AT&T, America’s largest telecommunications company, is consolidating its office space into nine locations and will require some 60,000 managers to come back to the office.

The company will require managers to come into the office at least three days per week, CEO John Stankey said in a Bloomberg Radio interview this week

Affected employees will be required to return to the office beginning in July in Dallas and Atlanta, where AT&T has major hubs, and by Sept. 4 in Los Angeles, Seattle, St. Louis, San Ramon, California, and Middletown and Bedminster, New Jersey. Eighty-five percent of the company’s employees live near one of these offices, and the remaining 15% will have to decide whether to move using the company’s relocation services, Bloomberg reported.

The interview did not include an estimation of how much office space would be maintained versus vacated.

Stankey expects his company to have 15,000 fewer employees this year than last, as AT&T progresses with its $6B cost-cutting program that began in 2020, the same year Stankey took over as CEO. The company completed the disposition of Warner Bros. and HBO last year in a reversal of the push into entertainment led by Stankey.
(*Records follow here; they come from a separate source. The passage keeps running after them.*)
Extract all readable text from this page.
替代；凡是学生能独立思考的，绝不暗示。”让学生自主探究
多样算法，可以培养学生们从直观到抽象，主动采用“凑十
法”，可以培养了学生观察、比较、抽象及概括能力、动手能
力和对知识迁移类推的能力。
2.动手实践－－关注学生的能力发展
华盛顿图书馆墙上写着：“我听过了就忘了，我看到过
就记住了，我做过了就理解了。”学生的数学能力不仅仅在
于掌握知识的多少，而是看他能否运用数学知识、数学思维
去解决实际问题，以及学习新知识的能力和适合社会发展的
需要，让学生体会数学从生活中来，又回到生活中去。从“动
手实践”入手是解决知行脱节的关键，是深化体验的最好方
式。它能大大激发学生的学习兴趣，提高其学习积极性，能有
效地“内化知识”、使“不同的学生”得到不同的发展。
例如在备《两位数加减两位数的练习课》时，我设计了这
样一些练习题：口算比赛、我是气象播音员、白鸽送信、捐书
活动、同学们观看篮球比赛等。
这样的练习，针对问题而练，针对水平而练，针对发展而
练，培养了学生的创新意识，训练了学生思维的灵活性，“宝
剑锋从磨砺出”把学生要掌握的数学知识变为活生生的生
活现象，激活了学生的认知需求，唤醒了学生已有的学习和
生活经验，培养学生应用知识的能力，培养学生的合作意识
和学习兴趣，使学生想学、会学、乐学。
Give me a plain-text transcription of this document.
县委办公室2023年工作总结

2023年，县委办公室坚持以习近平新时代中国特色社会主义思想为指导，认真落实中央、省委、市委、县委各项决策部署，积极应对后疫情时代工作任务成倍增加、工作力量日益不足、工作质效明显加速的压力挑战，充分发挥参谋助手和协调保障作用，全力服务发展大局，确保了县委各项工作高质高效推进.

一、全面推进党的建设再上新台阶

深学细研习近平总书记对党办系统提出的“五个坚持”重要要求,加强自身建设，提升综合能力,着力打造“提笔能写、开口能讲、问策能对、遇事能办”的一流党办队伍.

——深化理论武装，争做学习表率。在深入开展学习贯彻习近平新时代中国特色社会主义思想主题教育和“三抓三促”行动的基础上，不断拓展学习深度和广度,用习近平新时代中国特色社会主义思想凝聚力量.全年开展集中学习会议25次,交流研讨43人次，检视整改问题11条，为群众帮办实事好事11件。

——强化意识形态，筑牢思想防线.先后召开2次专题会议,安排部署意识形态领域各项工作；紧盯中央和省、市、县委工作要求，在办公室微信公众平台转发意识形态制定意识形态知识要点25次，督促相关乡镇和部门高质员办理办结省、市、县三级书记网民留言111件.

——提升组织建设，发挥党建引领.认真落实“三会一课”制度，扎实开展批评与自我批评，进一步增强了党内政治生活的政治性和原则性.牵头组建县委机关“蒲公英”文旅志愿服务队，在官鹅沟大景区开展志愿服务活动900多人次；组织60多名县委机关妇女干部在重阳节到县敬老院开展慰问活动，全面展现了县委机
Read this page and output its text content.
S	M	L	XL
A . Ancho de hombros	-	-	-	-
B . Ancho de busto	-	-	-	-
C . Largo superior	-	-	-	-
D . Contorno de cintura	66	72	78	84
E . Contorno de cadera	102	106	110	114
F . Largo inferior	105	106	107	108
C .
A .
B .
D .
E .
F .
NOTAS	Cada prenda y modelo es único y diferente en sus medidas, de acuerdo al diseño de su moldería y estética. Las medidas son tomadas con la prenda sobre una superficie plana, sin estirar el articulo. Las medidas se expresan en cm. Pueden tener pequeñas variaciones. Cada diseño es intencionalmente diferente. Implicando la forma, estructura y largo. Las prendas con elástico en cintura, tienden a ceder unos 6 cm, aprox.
Like many companies, AT&T has been gradually reducing its footprint for months, including in cities where it expects to maintain an office presence, like San Ramon. In January, AT&T put 260K SF of office on the market for sublease, adding to the 330K SF it vacated in 2020.

Three years after the beginning of the remote work movement, several major U.S. companies are mandating their workers come back to the office, bolstering the hopes of office brokers and downtown advocates in major cities. JP Morgan’s April announcement that managing directors must be in the office every weekday has been widely cited as a sign that in-office work will make a comeback.

Actual office usage has yet to reflect such a shift, however. The latest data from Kastle Systems, for the week of May 4 through May 10, shows office usage in the 10 largest metro areas averaged 49.3%, a week-over-week decline for all the cities monitored except New York City.